Four Magicians on the Run Until They Vanish
One of the challenges that Now You See Me, directed by Louis Leterrier, runs up against is that it’s seen on screen. Optical illusions, computer generated imagery, and partial perspectives have become adopted as regular “movie magic”. That’s why seeing the more literal magic from a projector dazzles less than seeing it live. The mediated experience minimizes the marvel of the trick as the audience becomes wary of post-production effects and the potential lack of illusion, even if it really exists.
So when Jesse Eisenberg begins the film showing a woman (and you) a card trick on the street amongst a group of people, the result might surprise you but it quickly becomes suspicious. He plays J. Daniel Atlas, an egotistical sleight-of hand card magician in charge of a group called the “four horsemen.” His accomplices include Merritt McKinley (Woody Harreslon), a devious mentalist with sly hypnotic ability, Henley Reeves (Isla Fisher) as a highly skilled escape artist, and Jack Wilder (Dave Franco) as a con artist thieving magician. They meet together in an old Manhattan tenement after each mysteriously receiving playing cards for an indistinct mission.
A year after assembling we pick them up on a Las Vegas circular stage in front of a large audience where they “teleport” a man to his Parisian bank and steal three million euros that are simultaneously littered over the crowd like confetti. Thus enacts the authorities, which pit officer Dyan Rhodes (Mark Ruffalo) onto the case with a French Interpol Alma Dray (Melanie Laurent), into a three-city chase after the magical crooks. The horsemen’s benefactor played by Michael Caine sponsors their cross-country trips to New Orleans and final New York City act, riding the momentum of their fame for as long as he can.
Leterrier (responsible for the films Transporter, The Incredible Hulk, and Clash of the Titans) hardly elicits any kind of chemistry between his large teams of stars. Morgan Freeman, who plays Thaddeus Bradley trying to debunk the groups’ illusions, reteams with former Batman star Caine, just as Harrelson rekindles his Zombieland duo with Eisenberg.
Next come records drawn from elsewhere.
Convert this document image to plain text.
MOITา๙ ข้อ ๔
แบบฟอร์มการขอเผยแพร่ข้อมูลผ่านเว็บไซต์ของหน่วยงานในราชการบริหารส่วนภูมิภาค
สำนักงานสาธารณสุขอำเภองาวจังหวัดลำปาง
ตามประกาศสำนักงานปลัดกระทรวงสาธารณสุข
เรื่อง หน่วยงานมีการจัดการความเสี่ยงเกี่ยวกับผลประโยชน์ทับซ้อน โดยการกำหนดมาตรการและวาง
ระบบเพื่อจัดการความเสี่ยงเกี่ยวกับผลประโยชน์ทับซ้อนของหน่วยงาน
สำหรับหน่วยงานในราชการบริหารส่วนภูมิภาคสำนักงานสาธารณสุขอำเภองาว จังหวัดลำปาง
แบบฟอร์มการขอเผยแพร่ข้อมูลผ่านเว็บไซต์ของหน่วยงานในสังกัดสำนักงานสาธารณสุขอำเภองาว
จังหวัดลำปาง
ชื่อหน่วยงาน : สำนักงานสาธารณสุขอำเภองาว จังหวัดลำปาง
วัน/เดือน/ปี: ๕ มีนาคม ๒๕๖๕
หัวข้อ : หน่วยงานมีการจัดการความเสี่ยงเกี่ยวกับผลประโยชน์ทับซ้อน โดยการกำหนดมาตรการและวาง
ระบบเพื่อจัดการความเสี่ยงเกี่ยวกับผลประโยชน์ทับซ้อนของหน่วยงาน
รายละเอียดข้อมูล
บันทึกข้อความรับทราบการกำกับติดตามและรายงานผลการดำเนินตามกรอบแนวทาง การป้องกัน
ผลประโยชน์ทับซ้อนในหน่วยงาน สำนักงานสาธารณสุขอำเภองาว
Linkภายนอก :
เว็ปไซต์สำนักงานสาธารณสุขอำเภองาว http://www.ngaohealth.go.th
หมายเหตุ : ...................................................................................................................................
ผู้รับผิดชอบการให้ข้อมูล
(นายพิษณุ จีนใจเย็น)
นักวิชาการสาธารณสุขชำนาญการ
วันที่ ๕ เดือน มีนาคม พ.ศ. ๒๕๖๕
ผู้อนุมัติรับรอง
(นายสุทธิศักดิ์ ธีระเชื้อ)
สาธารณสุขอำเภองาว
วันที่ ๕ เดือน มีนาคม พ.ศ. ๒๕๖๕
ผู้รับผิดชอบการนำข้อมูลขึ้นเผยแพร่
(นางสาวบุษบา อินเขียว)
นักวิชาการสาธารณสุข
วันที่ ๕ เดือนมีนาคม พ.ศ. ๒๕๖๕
But what’s missing is any sort of authentic camaraderie that a quartet of illusionists might have after spending frequent time with each other. Part of their detraction is each other’s differing levels of smugness- the top prize going to Eisenberg, who brings back his Mark Zuckerbergian sarcastic and haughty rhetoric. Their greatest teamwork comes on stage; most other times their collective excitement feels very individualistic.
The same might be said of Ruffalo and Laurent, refurbishing a buddy cop cliché as they track down their suspects with little success. One is all facts, the other is all faith, but their split personalities don’t promote laughter as much as frustration during the multiple misfires with the F.B.I. Leterrier’s swerving camera adds to the film’s rapid pace- one that never slows down between magical acts, giving us little time to analyze its tricks or crack the case. That’s part of the appeal and also the disappointing side effect of Now You See Me, whose plot and depth suffer from any real engagement with the art itself.
The four horsemen repeatedly tell their audiences to pay extremely close attention to what’s happening in front of them. Of course a movie-going audience really has no choice in the matter and so Leterrier, along with writers Boaz Yakin, Ed Solomon, and Edward Ricourt, take advantage conjuring rabbits, pulling away cloaks, and saving up a giant final revelation. He also spices up the illusionist lifestyle (David Copperfield aided the project) with an absurd car chase and fight sequence whose physicality would be enough to impress Houdini. This is more serious and entertaining than March’s The Incredible Burt Wonderstone, but to say this is a serious movie means that more than just a vanishing caper is occurring.
The fans flock to the third act, and the illusionists at this point have become larger than life rock-stars, ostensibly perceived as modern Robin Hoods in a business world where corporate suits should find their comeuppance in the form of glitzy deception. But just as those heroic thoughts creep in, Mr. Freeman and Ms. Laurent begin explaining how they believe some of their deceptive puzzle pieces fit together. Typically this is when we get an exhaustive step by step of how things actually happened. But like a magician, Leterrier never fully reveals his tricks, which, considering the material, seems right but feels wrong.